The protagonists of these stories are the 11.7 million people who live in favelas (6% of Brazil’s total population). If favelas were a state, it would be the fifth most populous in Brazil. The authors write that average wage in favelas has increased 54.7% in the last ten years, from R$603 (US $269) in 2003 to R$1,068 (US $460) in 2013. This is significantly greater than the national average wage increase of 37,9% over the same period. Meirelles and Athayde argue that the increase of wages in favelas is the result of job creation and redistributive mechanisms like the federal subsidy program Bolsa Família.
Proportionally, favelas have more middle-class residents than Brazil as a whole: 65% in favelas compared to 54% nationally. In Rio, informal neighborhoods have lower unemployment rates than formal ones: 3.6% compared to 4.8%. The 2013 study found that 49% of favela residents are in formal employment, 21% are informally employed, 19% work autonomously, 4% are employers, 3% work as public servants, and 3% retain other jobs.
Favela entrepreneurship & success
The authors contemplate how favela earnings can be kept circulating within the communities. Favela Holding is the solution Meirelles proposes–a community entrepreneurship incubator that has been promoting favela start-ups. Favela Holding’s latest project is to build a a US$9.5 million shopping center in Complexo do Alemão. The mall would have 500 stores, generating 6,000 direct and 4,000 indirect jobs. Different from other conclusions of the book, this is the one that is most sharply contested among favela leaders.
A Country Called Favela documents stories of entrepreneurship and business success, from the Hostel Favela Inn that provides accommodation and tours in Chapéu Mangueira in Rio de Janeiro near Copacabana beach, to the Banco Palmas initiative that is expanding community banks and microcredit programs in Fortaleza, and Carteiro Amigo, a community-created and managed mail delivery system that has mapped and registered 12,000 addresses so far, allowing mail access including Internet deliveries to and from nine communities in Rio de Janeiro.
The refavela transformative process
What contributes to favela residents’ success? The study indicates that 14% of favela residents believe their success is due to family support, 40% believe they succeeded because of their faith in God and 42% give credit to their own efforts. Making the best use of available capital, solidarity networks and credit economy is essential. Mixing social ties (relatives and friends) and formal financial tools (such as micro-credit) is a significant component of favela business success. Favelas show that cooperation and generosity are routes to success.

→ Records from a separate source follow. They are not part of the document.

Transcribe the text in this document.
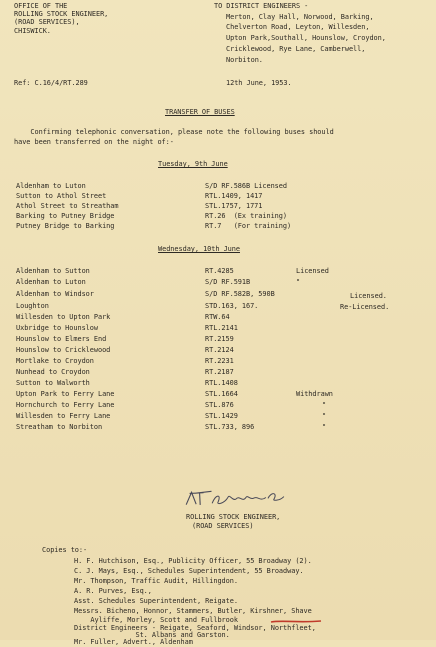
OFFICE OF THE
ROLLING STOCK ENGINEER,
(ROAD SERVICES),
CHISWICK.
TO DISTRICT ENGINEERS -
Merton, Clay Hall, Norwood, Barking,
Chelverton Road, Leyton, Willesden,
Upton Park,Southall, Hounslow, Croydon,
Cricklewood, Rye Lane, Camberwell,
Norbiton.
Ref: C.16/4/RT.289	12th June, 1953.
TRANSFER OF BUSES
Confirming telephonic conversation, please note the following buses should
have been transferred on the night of:-
Tuesday, 9th June
Aldenham to Luton	S/D RF.586B Licensed
Sutton to Athol Street	RTL.1409, 1417
Athol Street to Streatham	STL.1757, 1771
Barking to Putney Bridge	RT.26  (Ex training)
Putney Bridge to Barking	RT.7   (For training)
Wednesday, 10th June
Aldenham to Sutton	RT.4285	Licensed
Aldenham to Luton	S/D RF.591B	"
Aldenham to Windsor	S/D RF.582B, 590B	Licensed.
Loughton	STD.163, 167.	Re-Licensed.
Willesden to Upton Park	RTW.64
Uxbridge to Hounslow	RTL.2141
Hounslow to Elmers End	RT.2159
Hounslow to Cricklewood	RT.2124
Mortlake to Croydon	RT.2231
Nunhead to Croydon	RT.2187
Sutton to Walworth	RTL.1408
Upton Park to Ferry Lane	STL.1664	Withdrawn
Hornchurch to Ferry Lane	STL.876	"
Willesden to Ferry Lane	STL.1429	"
Streatham to Norbiton	STL.733, 896	"
ROLLING STOCK ENGINEER,
(ROAD SERVICES)
Copies to:-
H. F. Hutchison, Esq., Publicity Officer, 55 Broadway (2).
C. J. Mays, Esq., Schedules Superintendent, 55 Broadway.
Mr. Thompson, Traffic Audit, Hillingdon.
A. R. Purves, Esq.,
Asst. Schedules Superintendent, Reigate.
Messrs. Bicheno, Honnor, Stammers, Butler, Kirshner, Shave
Ayliffe, Morley, Scott and Fullbrook
District Engineers - Reigate, Seaford, Windsor, Northfleet,
St. Albans and Garston.
Mr. Fuller, Advert., Aldenham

However, the authors alert against renewed threats of dependency and clientelism, a Trojan horse that anyone could import to the favelas. Meirelles and Athayde argue the favela must be responsible for its own transformation, writing: “Favela must become refavela, reinvent and reprogram itself. If it does not co-manage the process of transformation, this will preserve the order of imbalance and disharmony, entrusting into others’ hands the construction of their future.”
Documenting the hopes and dreams of residents for a juster future for all, the authors emphasize the spirit of solidarity of favelas: “By nature, favelas are more collective and each of its residents represents a complex set of desires, aspirations, resentments, grudges, loves and dreams. Negotiating with one favelado is, in many cases, negotiating with everyone.”
Solidarity and belonging contributes to happiness. 94% of favela residents consider themselves happy (1% more than Brazilians on average); 81% of them like favelas, 66% wouldn’t leave their community and 62% are proud to live there. The determination to combat stigma, push forward economic development to combat financial insecurities, as well as the many battles favela residents fight that can’t be mentioned in one book, show the resilience and hope coursing through Brazil’s favelas.